Enfin, il y a le méchant videur. Il est tout trouvé; le parti facho, nazi, antisémite, et tout et tout ... mais jamais interdit ou dissous, jamais ses dirigeants arrêtés. Il est l'alibi nécessaire, l'épouvantail des idiots utiles ; Votez bien ... Sinon !!! 

Sinon chambres à gaz camps de concentration.
 





L’effet de cette offensive médiatique, c’est que les émotifs et les influençables voient la belle image, mais perdent de vue ce qui sera derrière ; “il beau ce couple amoureux ! “ “il est touchant ce jeune président qui honore les blessés de notre armée“, “il est tentant ce jeune dynamique qui nous fait de belles promesses le cœur sur la main“.

Quand Macron nous parle d’une “Europe qui protège“, il ne nous dit ni qui protège de quoi, ni comment.
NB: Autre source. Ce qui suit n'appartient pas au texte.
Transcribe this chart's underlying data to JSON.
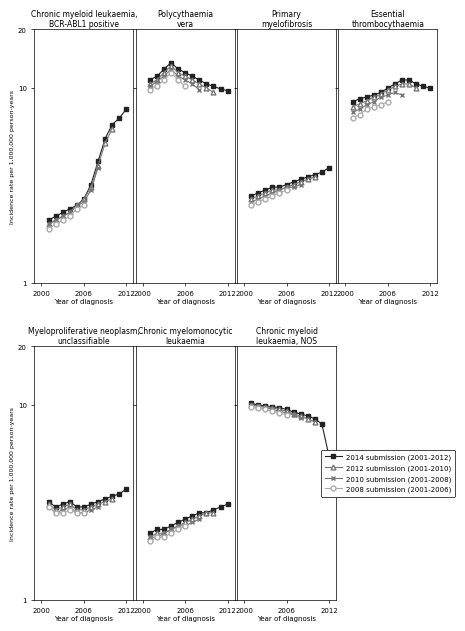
{
  "subplots": [
    {
      "title": "Chronic myeloid leukaemia,\nBCR-ABL1 positive",
      "series": {
        "s2014": {
          "x": [
            2001,
            2002,
            2003,
            2004,
            2005,
            2006,
            2007,
            2008,
            2009,
            2010,
            2011,
            2012
          ],
          "y": [
            2.1,
            2.2,
            2.3,
            2.4,
            2.5,
            2.7,
            3.2,
            4.2,
            5.5,
            6.5,
            7.0,
            7.8
          ]
        },
        "s2012": {
          "x": [
            2001,
            2002,
            2003,
            2004,
            2005,
            2006,
            2007,
            2008,
            2009,
            2010
          ],
          "y": [
            2.0,
            2.1,
            2.2,
            2.3,
            2.5,
            2.7,
            3.1,
            4.0,
            5.2,
            6.2
          ]
        },
        "s2010": {
          "x": [
            2001,
            2002,
            2003,
            2004,
            2005,
            2006,
            2007,
            2008
          ],
          "y": [
            2.0,
            2.1,
            2.2,
            2.3,
            2.5,
            2.6,
            3.0,
            3.9
          ]
        },
        "s2008": {
          "x": [
            2001,
            2002,
            2003,
            2004,
            2005,
            2006
          ],
          "y": [
            1.9,
            2.0,
            2.1,
            2.2,
            2.4,
            2.5
          ]
        }
      }
    },
    {
      "title": "Polycythaemia\nvera",
      "series": {
        "s2014": {
          "x": [
            2001,
            2002,
            2003,
            2004,
            2005,
            2006,
            2007,
            2008,
            2009,
            2010,
            2011,
            2012
          ],
          "y": [
            11.0,
            11.5,
            12.5,
            13.5,
            12.5,
            12.0,
            11.5,
            11.0,
            10.5,
            10.2,
            9.9,
            9.7
          ]
        },
        "s2012": {
          "x": [
            2001,
            2002,
            2003,
            2004,
            2005,
            2006,
            2007,
            2008,
            2009,
            2010
          ],
          "y": [
            10.5,
            11.0,
            12.0,
            13.0,
            12.0,
            11.5,
            11.0,
            10.5,
            10.0,
            9.5
          ]
        },
        "s2010": {
          "x": [
            2001,
            2002,
            2003,
            2004,
            2005,
            2006,
            2007,
            2008
          ],
          "y": [
            10.2,
            10.8,
            11.5,
            12.5,
            11.5,
            11.0,
            10.5,
            9.8
          ]
        },
        "s2008": {
          "x": [
            2001,
            2002,
            2003,
            2004,
            2005,
            2006
          ],
          "y": [
            9.8,
            10.2,
            11.0,
            12.0,
            11.0,
            10.2
          ]
        }
      }
    },
    {
      "title": "Primary\nmyelofibrosis",
      "series": {
        "s2014": {
          "x": [
            2001,
            2002,
            2003,
            2004,
            2005,
            2006,
            2007,
            2008,
            2009,
            2010,
            2011,
            2012
          ],
          "y": [
            2.8,
            2.9,
            3.0,
            3.1,
            3.1,
            3.2,
            3.3,
            3.4,
            3.5,
            3.6,
            3.7,
            3.9
          ]
        },
        "s2012": {
          "x": [
            2001,
            2002,
            2003,
            2004,
            2005,
            2006,
            2007,
            2008,
            2009,
            2010
          ],
          "y": [
            2.7,
            2.8,
            2.9,
            3.0,
            3.0,
            3.1,
            3.2,
            3.3,
            3.4,
            3.5
          ]
        },
        "s2010": {
          "x": [
            2001,
            2002,
            2003,
            2004,
            2005,
            2006,
            2007,
            2008
          ],
          "y": [
            2.6,
            2.7,
            2.8,
            2.9,
            3.0,
            3.1,
            3.1,
            3.2
          ]
        },
        "s2008": {
          "x": [
            2001,
            2002,
            2003,
            2004,
            2005,
            2006
          ],
          "y": [
            2.5,
            2.6,
            2.7,
            2.8,
            2.9,
            3.0
          ]
        }
      }
    },
    {
      "title": "Essential\nthrombocythaemia",
      "series": {
        "s2014": {
          "x": [
            2001,
            2002,
            2003,
            2004,
            2005,
            2006,
            2007,
            2008,
            2009,
            2010,
            2011,
            2012
          ],
          "y": [
            8.5,
            8.8,
            9.0,
            9.2,
            9.5,
            10.0,
            10.5,
            11.0,
            11.0,
            10.5,
            10.2,
            10.0
          ]
        },
        "s2012": {
          "x": [
            2001,
            2002,
            2003,
            2004,
            2005,
            2006,
            2007,
            2008,
            2009,
            2010
          ],
          "y": [
            8.0,
            8.3,
            8.6,
            9.0,
            9.3,
            9.8,
            10.2,
            10.5,
            10.5,
            10.0
          ]
        },
        "s2010": {
          "x": [
            2001,
            2002,
            2003,
            2004,
            2005,
            2006,
            2007,
            2008
          ],
          "y": [
            7.5,
            7.8,
            8.2,
            8.5,
            9.0,
            9.2,
            9.5,
            9.2
          ]
        },
        "s2008": {
          "x": [
            2001,
            2002,
            2003,
            2004,
            2005,
            2006
          ],
          "y": [
            7.0,
            7.3,
            7.8,
            8.0,
            8.2,
            8.5
          ]
        }
      }
    },
    {
      "title": "Myeloproliferative neoplasm,\nunclassifiable",
      "series": {
        "s2014": {
          "x": [
            2001,
            2002,
            2003,
            2004,
            2005,
            2006,
            2007,
            2008,
            2009,
            2010,
            2011,
            2012
          ],
          "y": [
            3.2,
            3.0,
            3.1,
            3.2,
            3.0,
            3.0,
            3.1,
            3.2,
            3.3,
            3.4,
            3.5,
            3.7
          ]
        },
        "s2012": {
          "x": [
            2001,
            2002,
            2003,
            2004,
            2005,
            2006,
            2007,
            2008,
            2009,
            2010
          ],
          "y": [
            3.1,
            2.9,
            3.0,
            3.1,
            2.9,
            2.9,
            3.0,
            3.1,
            3.2,
            3.3
          ]
        },
        "s2010": {
          "x": [
            2001,
            2002,
            2003,
            2004,
            2005,
            2006,
            2007,
            2008
          ],
          "y": [
            3.0,
            2.8,
            2.9,
            3.0,
            2.8,
            2.8,
            2.9,
            3.0
          ]
        },
        "s2008": {
          "x": [
            2001,
            2002,
            2003,
            2004,
            2005,
            2006
          ],
          "y": [
            3.0,
            2.8,
            2.8,
            2.9,
            2.8,
            2.8
          ]
        }
      }
    },
    {
      "title": "Chronic myelomonocytic\nleukaemia",
      "series": {
        "s2014": {
          "x": [
            2001,
            2002,
            2003,
            2004,
            2005,
            2006,
            2007,
            2008,
            2009,
            2010,
            2011,
            2012
          ],
          "y": [
            2.2,
            2.3,
            2.3,
            2.4,
            2.5,
            2.6,
            2.7,
            2.8,
            2.8,
            2.9,
            3.0,
            3.1
          ]
        },
        "s2012": {
          "x": [
            2001,
            2002,
            2003,
            2004,
            2005,
            2006,
            2007,
            2008,
            2009,
            2010
          ],
          "y": [
            2.1,
            2.2,
            2.2,
            2.3,
            2.4,
            2.5,
            2.6,
            2.7,
            2.8,
            2.8
          ]
        },
        "s2010": {
          "x": [
            2001,
            2002,
            2003,
            2004,
            2005,
            2006,
            2007,
            2008
          ],
          "y": [
            2.1,
            2.1,
            2.2,
            2.3,
            2.4,
            2.4,
            2.5,
            2.6
          ]
        },
        "s2008": {
          "x": [
            2001,
            2002,
            2003,
            2004,
            2005,
            2006
          ],
          "y": [
            2.0,
            2.1,
            2.1,
            2.2,
            2.3,
            2.4
          ]
        }
      }
    },
    {
      "title": "Chronic myeloid\nleukaemia, NOS",
      "series": {
        "s2014": {
          "x": [
            2001,
            2002,
            2003,
            2004,
            2005,
            2006,
            2007,
            2008,
            2009,
            2010,
            2011,
            2012
          ],
          "y": [
            10.2,
            10.0,
            9.9,
            9.8,
            9.7,
            9.5,
            9.2,
            9.0,
            8.8,
            8.5,
            8.0,
            5.5
          ]
        },
        "s2012": {
          "x": [
            2001,
            2002,
            2003,
            2004,
            2005,
            2006,
            2007,
            2008,
            2009,
            2010
          ],
          "y": [
            10.0,
            9.9,
            9.8,
            9.7,
            9.5,
            9.3,
            9.0,
            8.8,
            8.5,
            8.2
          ]
        },
        "s2010": {
          "x": [
            2001,
            2002,
            2003,
            2004,
            2005,
            2006,
            2007,
            2008
          ],
          "y": [
            10.0,
            9.9,
            9.7,
            9.5,
            9.3,
            9.1,
            8.9,
            8.6
          ]
        },
        "s2008": {
          "x": [
            2001,
            2002,
            2003,
            2004,
            2005,
            2006
          ],
          "y": [
            9.8,
            9.7,
            9.5,
            9.3,
            9.1,
            8.9
          ]
        }
      }
    }
  ],
  "series_styles": {
    "s2014": {
      "label": "2014 submission (2001-2012)",
      "marker": "s",
      "color": "#222222",
      "fillstyle": "full",
      "linewidth": 0.8,
      "markersize": 3.5
    },
    "s2012": {
      "label": "2012 submission (2001-2010)",
      "marker": "^",
      "color": "#777777",
      "fillstyle": "none",
      "linewidth": 0.8,
      "markersize": 3.5
    },
    "s2010": {
      "label": "2010 submission (2001-2008)",
      "marker": "x",
      "color": "#777777",
      "fillstyle": "none",
      "linewidth": 0.8,
      "markersize": 3.5
    },
    "s2008": {
      "label": "2008 submission (2001-2006)",
      "marker": "o",
      "color": "#aaaaaa",
      "fillstyle": "none",
      "linewidth": 0.8,
      "markersize": 3.5
    }
  },
  "xlabel": "Year of diagnosis",
  "ylabel": "Incidence rate per 1,000,000 person-years",
  "xticks": [
    2000,
    2006,
    2012
  ],
  "yticks": [
    1,
    10,
    20
  ],
  "ylim": [
    1,
    20
  ],
  "xlim": [
    1999,
    2013
  ]
}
Que des mots creux, vides de sens ; être volontariste, constructif, libérer le travail, et autres balivernes.

Ces dames qui s’identifient à cette poupée en préretraite se voient-elles déjà habillée par LVMH et décrochant un jeunot de 25 ans son cadet ?

Elles déchanteront quand on leur dira qu’elles n’ont pas travaillé assez longtemps pour avoir une retraite décente.

Ces jeunes cadres dynamiques se voient-ils tous PDG d’une startup en train de compter les milliards sur leurs relevés de comptes bancaires ?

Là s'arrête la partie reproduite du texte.